И, не слушая оправданий врача, тут же добавил:

— Проведи полный курс интенсивной антисклеротической терапии. Весь курс, как положено! Я проверю. И все эти гепабене и эссенциале, и аллохолы, и печеночные протекторы, и стимуляторы... Понимаешь меня? Ровно столько, сколько…

— Да, — врач нервно поправил очки на носу.

— Ровно!

Врач еще раз послушно кивнул.

— Ты пролечил его «украином»?

Жора бесцеремонно говорил врачу «ты», чтобы тот чувствовал за собой еще большую вину и ответственность. Этот его психологический приемчик я знал давно и нередко сам его применял.

— Да, мы были в Австрии у Новицкого. Его жена, Володимра... Он обижен и с большим трудом согласился...

— Хорошо, — оборвал его Жора, — нельзя обижать хороших людей, — наставительно сказал он и добавил: — ладно, все остальное отменить.
И каждый день прижигай ему точку жизни.
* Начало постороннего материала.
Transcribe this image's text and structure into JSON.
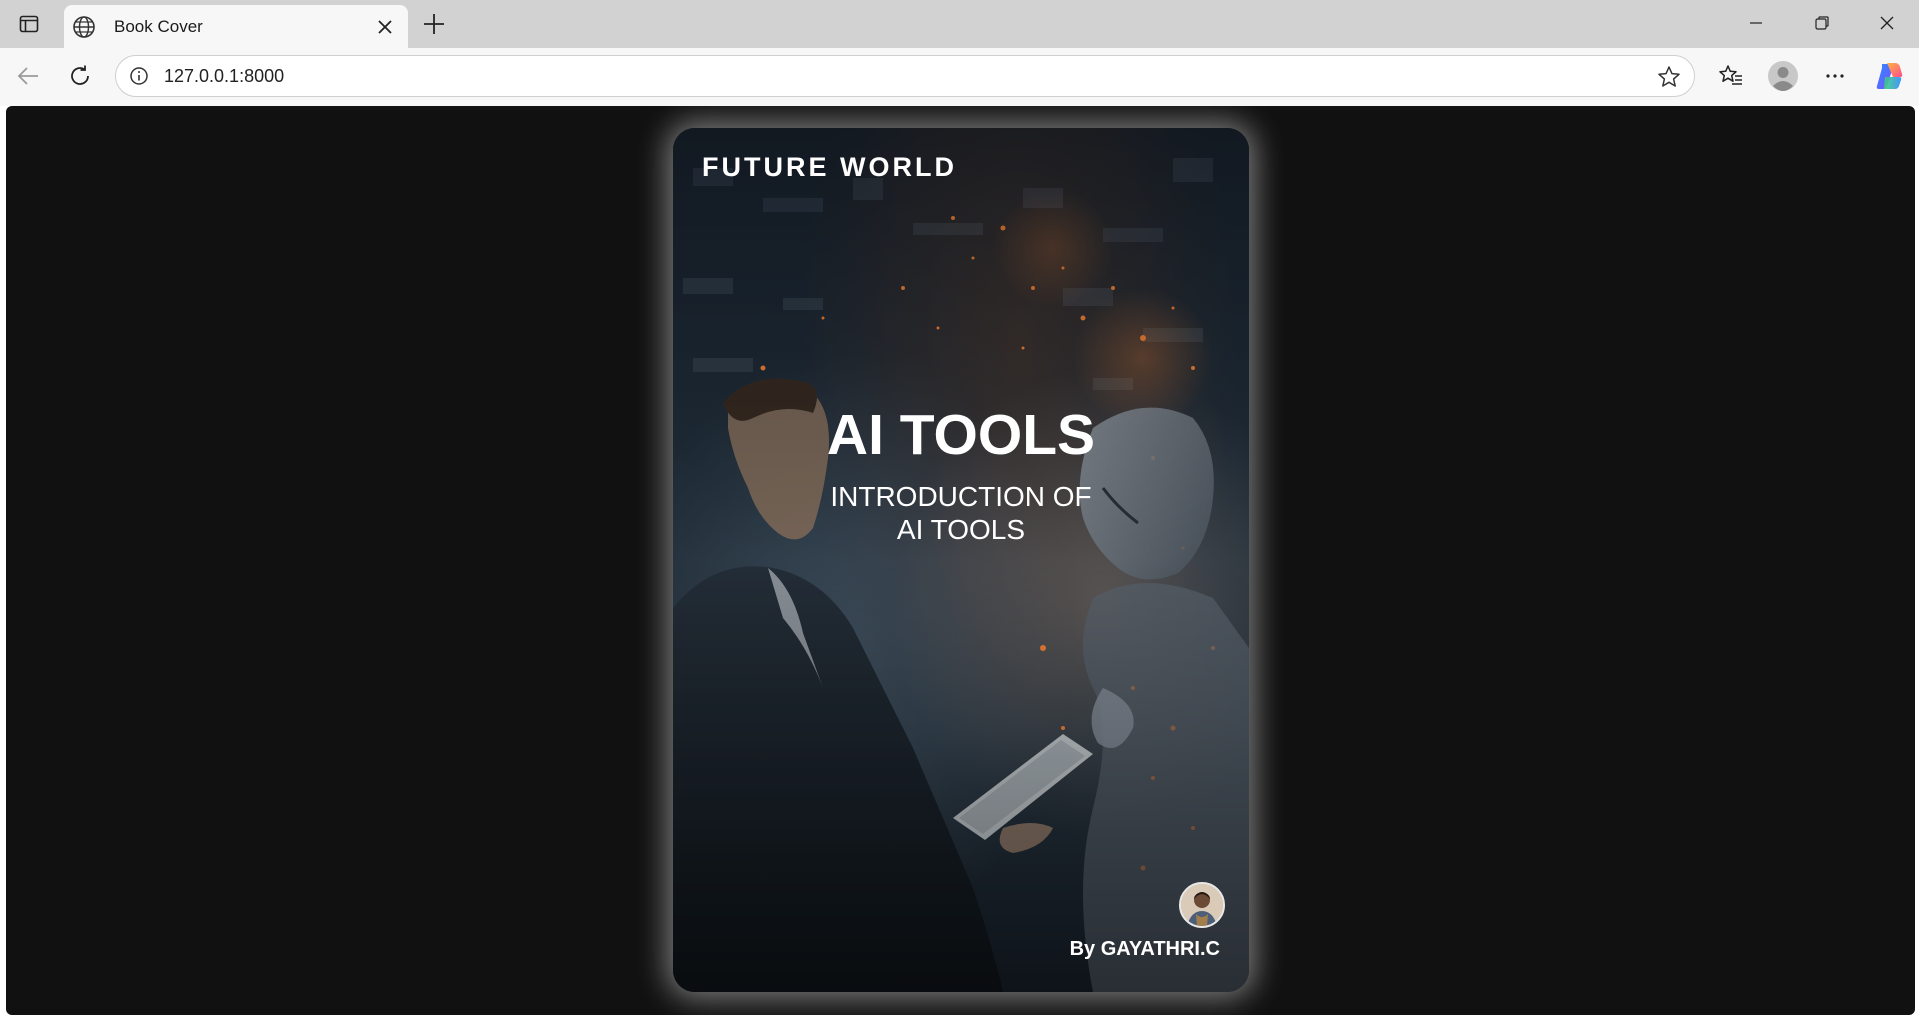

Как ее там?..

Жора посмотрел на меня.

— Цзу-сань-ли, — подсказал я.

— Именно, — Жора кивнул мне и снова обратился к врачу: — прижигай до ожога. Ровно!

— Да, — сказал тот.

— Ну и все такое — уход, питье, сердце, почки, кровь, моча, стул... Особенно сердце. Следи каждую минуту, непрестанно. Потеряешь его — посажу.

Врач стал клевать носом пространство перед собой.

— Ясно, ясно...

Жора вдруг замер, посмотрел на врача в упор и спросил:

— Да, он кто?

Врач вопросительно-недоуменно смотрел на Жору, не понимая вопроса.

— Русский, туркмен, араб, турок?.. Или негр?

Генерал только слушал.

— Литовец... — неуверенно пролепетал врач, — нет латвиец. Латвиец! Латыш!..

— И пои его «Рижским бальзамом», — сказал Жора, — это важно, запомнишь? Тридцать три капельки три раза в день.

Врач еще раз кивнул, а Жора повернулся и твердой походкой продефилировал по коридору к выходу. Генерал поспешил за ним.

— Бахилы сними, — сказал я Жоре, когда мы вышли на улицу.

— Ух, ты, — откликнулся он, — сколько света!

И снова удовлетворенно дернул скальпом.

— Своим «посажу» ты его убил, — сказал я.

Жора улыбнулся:

— Припугнуть никогда не мешает. Теперь он будет спать с нашим дедом и не даст ему помереть, верно?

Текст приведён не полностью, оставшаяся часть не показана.